El académico de número reflexiona sobre la revolución indigenista y plurinacional que recorre nuestra región en una columna de El Líbero.
Hay quienes afirman que la revolución latinoamericana de inspiración marxista hoy sólo es tema para memoristas.
Creo que es un buen deseo -un wishful thinking, para que me entiendan- de los demócratas variopintos. Parafraseando el lema castrense “el mando nunca muere”, esos procesos nunca desaparecen. Mutan en proyectos del mismo espíritu con nuevas encarnaciones, mientras sus jefes derrotados procrean a sus descendientes o sobreviven como “samuráis cesantes”, según la cruda descripción del excastrista Regis Debray.
Una retrospectiva simple lo confirma. En poco más de medio siglo hubo tres grandes proyectos frustrados: la transición revolucionaria desde las instituciones, liderada por Salvador Allende; la revolución armada continental, catalizada por Fidel Castro, y la revolución bolivariana de Hugo Chávez, con elecciones intervenidas y ejército militante.

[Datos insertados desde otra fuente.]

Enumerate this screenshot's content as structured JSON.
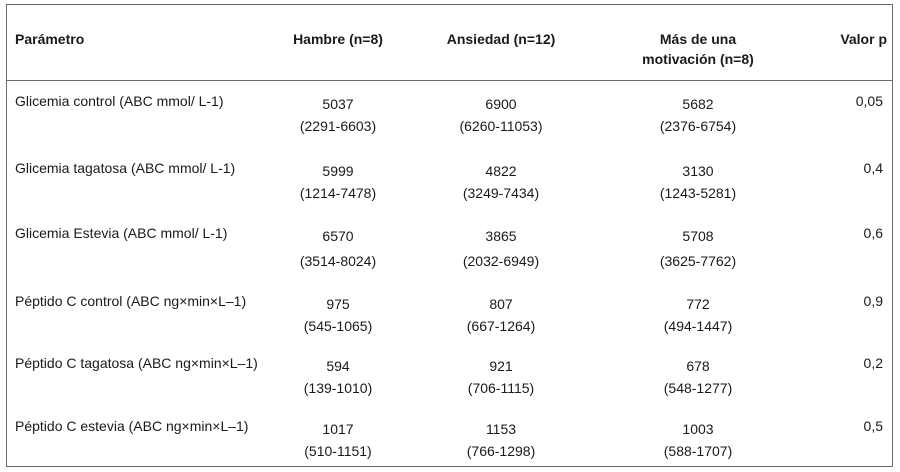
{
  "table": {
    "headers": {
      "param": "Parámetro",
      "hambre": "Hambre (n=8)",
      "ansiedad": "Ansiedad (n=12)",
      "mas_line1": "Más de una",
      "mas_line2": "motivación (n=8)",
      "valor_p": "Valor p"
    },
    "rows": [
      {
        "param": "Glicemia control (ABC mmol/ L-1)",
        "hambre": {
          "v": "5037",
          "r": "(2291-6603)"
        },
        "ansiedad": {
          "v": "6900",
          "r": "(6260-11053)"
        },
        "mas": {
          "v": "5682",
          "r": "(2376-6754)"
        },
        "p": "0,05"
      },
      {
        "param": "Glicemia tagatosa (ABC mmol/ L-1)",
        "hambre": {
          "v": "5999",
          "r": "(1214-7478)"
        },
        "ansiedad": {
          "v": "4822",
          "r": "(3249-7434)"
        },
        "mas": {
          "v": "3130",
          "r": "(1243-5281)"
        },
        "p": "0,4"
      },
      {
        "param": "Glicemia Estevia (ABC mmol/ L-1)",
        "hambre": {
          "v": "6570",
          "r": "(3514-8024)"
        },
        "ansiedad": {
          "v": "3865",
          "r": "(2032-6949)"
        },
        "mas": {
          "v": "5708",
          "r": "(3625-7762)"
        },
        "p": "0,6"
      },
      {
        "param": "Péptido C control (ABC ng×min×L–1)",
        "hambre": {
          "v": "975",
          "r": "(545-1065)"
        },
        "ansiedad": {
          "v": "807",
          "r": "(667-1264)"
        },
        "mas": {
          "v": "772",
          "r": "(494-1447)"
        },
        "p": "0,9"
      },
      {
        "param": "Péptido C tagatosa (ABC ng×min×L–1)",
        "hambre": {
          "v": "594",
          "r": "(139-1010)"
        },
        "ansiedad": {
          "v": "921",
          "r": "(706-1115)"
        },
        "mas": {
          "v": "678",
          "r": "(548-1277)"
        },
        "p": "0,2"
      },
      {
        "param": "Péptido C estevia (ABC ng×min×L–1)",
        "hambre": {
          "v": "1017",
          "r": "(510-1151)"
        },
        "ansiedad": {
          "v": "1153",
          "r": "(766-1298)"
        },
        "mas": {
          "v": "1003",
          "r": "(588-1707)"
        },
        "p": "0,5"
      }
    ]
  }
}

Por lo dicho, cuando se creía que la implosión de la Unión Soviética, la exitosa economía de mercado de China y la desastrosa performance de Nicolás Maduro marcaban el fin definitivo de las revoluciones marxianas, un combinado de ideólogos y políticos jóvenes extraía de sus rescoldos un nuevo fantasma: la revolución indigenista y plurinacional, que hoy recorre la región.